The town of Wilcannia is like most of my river communities: when there's water in the river for those communities, the welfare, wellbeing and mental health of those communities are much better. This weir was not only going to raise the water level and give a more long-lasting or permanent water hole; it was going to back up the river for about 30 kilometres and also give some assistance to landholders and graziers further up.

One of the reasons I'm raising this now is that I'm not sure that Minister Plibersek has been made aware of the changes that New South Wales has made. I will follow up with the minister and her office. Clearly the Commonwealth government has a stake in this, because the press release that the minister put out on 18 August 2022 mentions the gates and mentions raising the river. So, clearly, there has been some form of change made at the state level.

I'm a little suspicious, because there have been a lot of proposals for weirs down the river system for a number of years, and, for some reason, they seem to get held up and not get built. I am suspicious that there is a culture in the New South Wales public service that is opposed to weirs.

I will say this much: there has been a lot of discussion in the last 12 months about the welfare of our Aboriginal brothers and sisters, but all I seem to see is proposals that make their life harder. This is just another one. It's taking an extra 450 gigalitres out of the system. One of the biggest employers of Aboriginal people is water. We're now seeing an attack from the Greens on the mining sector. One of the biggest employers—say, at Gunnedah and Narrabri—is the mining sector, for Aboriginal people.

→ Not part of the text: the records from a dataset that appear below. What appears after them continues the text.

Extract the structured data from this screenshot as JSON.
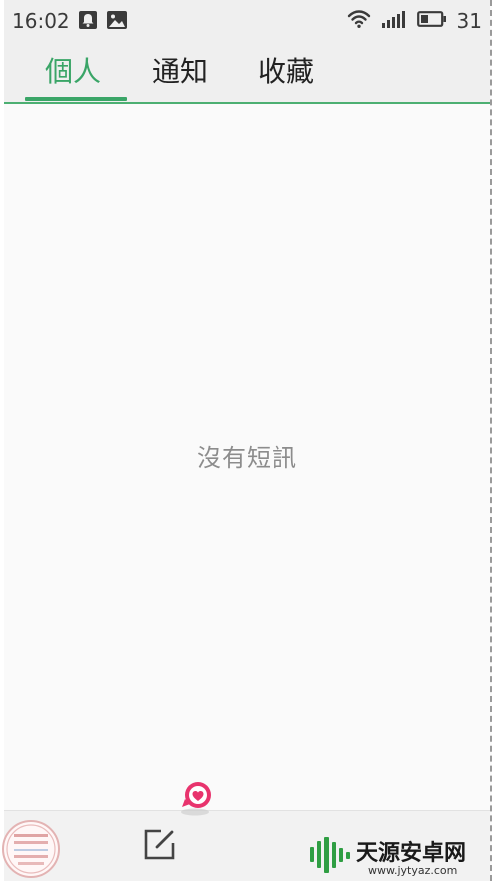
{
  "status_bar": {
    "time": "16:02",
    "battery_level": "31",
    "icons": [
      "notification-bell-icon",
      "image-icon",
      "wifi-icon",
      "signal-icon",
      "battery-icon"
    ]
  },
  "tabs": [
    {
      "label": "個人",
      "active": true
    },
    {
      "label": "通知",
      "active": false
    },
    {
      "label": "收藏",
      "active": false
    }
  ],
  "empty_state": {
    "message": "沒有短訊"
  },
  "bottom_bar": {
    "compose_icon": "compose-icon"
  },
  "colors": {
    "accent": "#3aa567",
    "status_background": "#efefef",
    "page_background": "#fafafa",
    "text_primary": "#222222",
    "text_muted": "#8c8c8c",
    "badge_pink": "#e8336d"
  },
  "watermark": {
    "logo_text": "天源安卓网",
    "url": "www.jytyaz.com"
  }
}
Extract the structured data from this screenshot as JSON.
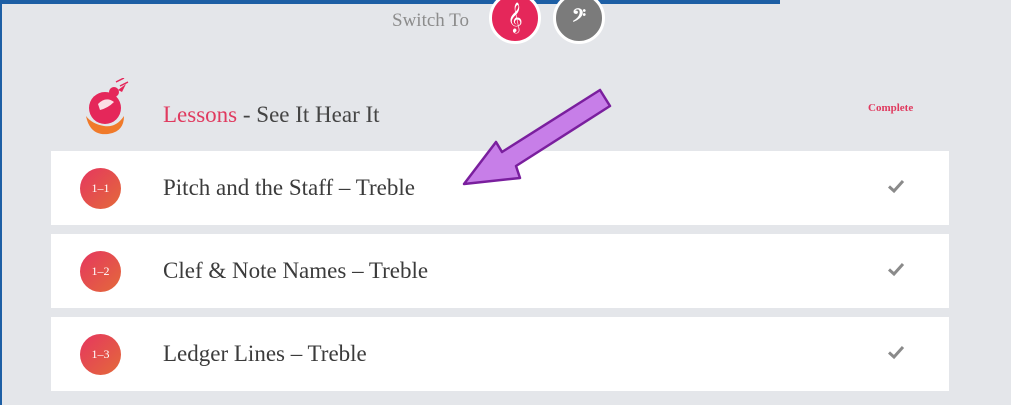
{
  "switch": {
    "label": "Switch To",
    "treble_icon": "treble-clef-icon",
    "bass_icon": "bass-clef-icon"
  },
  "header": {
    "title_accent": "Lessons",
    "title_rest": " - See It Hear It",
    "status": "Complete"
  },
  "lessons": [
    {
      "badge": "1–1",
      "title": "Pitch and the Staff – Treble",
      "completed": true
    },
    {
      "badge": "1–2",
      "title": "Clef & Note Names – Treble",
      "completed": true
    },
    {
      "badge": "1–3",
      "title": "Ledger Lines – Treble",
      "completed": true
    }
  ],
  "colors": {
    "accent": "#e03a5f",
    "frame": "#1d5fa5",
    "arrow": "#c77ee8",
    "background": "#e4e6ea"
  }
}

This weir was going to make a significant difference to the wellbeing of the people of the town. The Floodplain Association and the floodplain graziers association of the far west were very supportive of this. They need this proposal. We need to make sure that New South Wales reverses this ridiculous decision, sticks to the plan that had been agreed upon, between not only state and federal governments but also the local community, and get this thing built, because the local community is incredibly upset at this last change of events.